"I can't!" whispered Tom, who seemed to be a mere boy, though his length was something preposterous. "The bed is too short."
"Well, crumple up some way," said the ward-master, laughing. "I'll have you up next week, fever or no fever. If you lie there much longer, you'll grow through the other side of the ward."
"It isn't my fault," Tom said pitifully to Miss Hamilton, who sat near him. "When I went to bed here, five weeks ago, I wasn't any taller than the ward-master; and now I believe I'm seven feet long. I believe it was that everlasting quinine!" And poor Tom burst into tears.
"Here they are!" said the ward-master. "Attention!"
Instantly all was silence. Each convalescent stood at the foot of his bed, and the nurses were drawn up inside the door.
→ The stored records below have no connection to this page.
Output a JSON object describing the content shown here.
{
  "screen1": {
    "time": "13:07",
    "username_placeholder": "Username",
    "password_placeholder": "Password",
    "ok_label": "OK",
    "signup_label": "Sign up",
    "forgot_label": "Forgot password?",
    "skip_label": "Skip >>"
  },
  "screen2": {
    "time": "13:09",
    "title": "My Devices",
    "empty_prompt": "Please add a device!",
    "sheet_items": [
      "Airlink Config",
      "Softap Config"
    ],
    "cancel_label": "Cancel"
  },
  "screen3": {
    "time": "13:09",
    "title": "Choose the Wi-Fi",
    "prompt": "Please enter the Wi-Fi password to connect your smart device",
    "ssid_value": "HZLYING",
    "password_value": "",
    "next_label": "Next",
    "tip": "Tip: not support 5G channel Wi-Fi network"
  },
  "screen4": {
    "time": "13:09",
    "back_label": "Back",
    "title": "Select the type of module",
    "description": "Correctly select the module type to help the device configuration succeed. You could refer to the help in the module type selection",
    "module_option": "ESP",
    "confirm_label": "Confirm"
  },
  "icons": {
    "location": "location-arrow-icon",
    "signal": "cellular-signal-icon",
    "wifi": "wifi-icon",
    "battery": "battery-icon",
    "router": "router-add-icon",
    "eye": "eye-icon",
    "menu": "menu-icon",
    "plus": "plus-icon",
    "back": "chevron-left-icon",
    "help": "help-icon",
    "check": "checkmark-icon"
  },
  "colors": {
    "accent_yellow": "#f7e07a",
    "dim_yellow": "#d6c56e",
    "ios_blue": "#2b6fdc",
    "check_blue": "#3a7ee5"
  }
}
The little procession of surgeons appeared, marched up one side of the ward and down the other, and out the door; and the inspection was over.
As they passed by her, one of them, in drawing his handkerchief from his pocket, drew with it a card, which, unseen by him, dropped at Margaret's feet. She took it up, and saw the photograph of the gentleman who had dropped it, dressed in the uniform of a Confederate colonel.
"Who was that last surgeon in the line?" she asked of Tom.
"That's our surgeon, Doctor A——. He is a Virginian."
"Who is his guarantee here, do you know?" she inquired.
"He's a friend of Senator Wyly's," Tom said.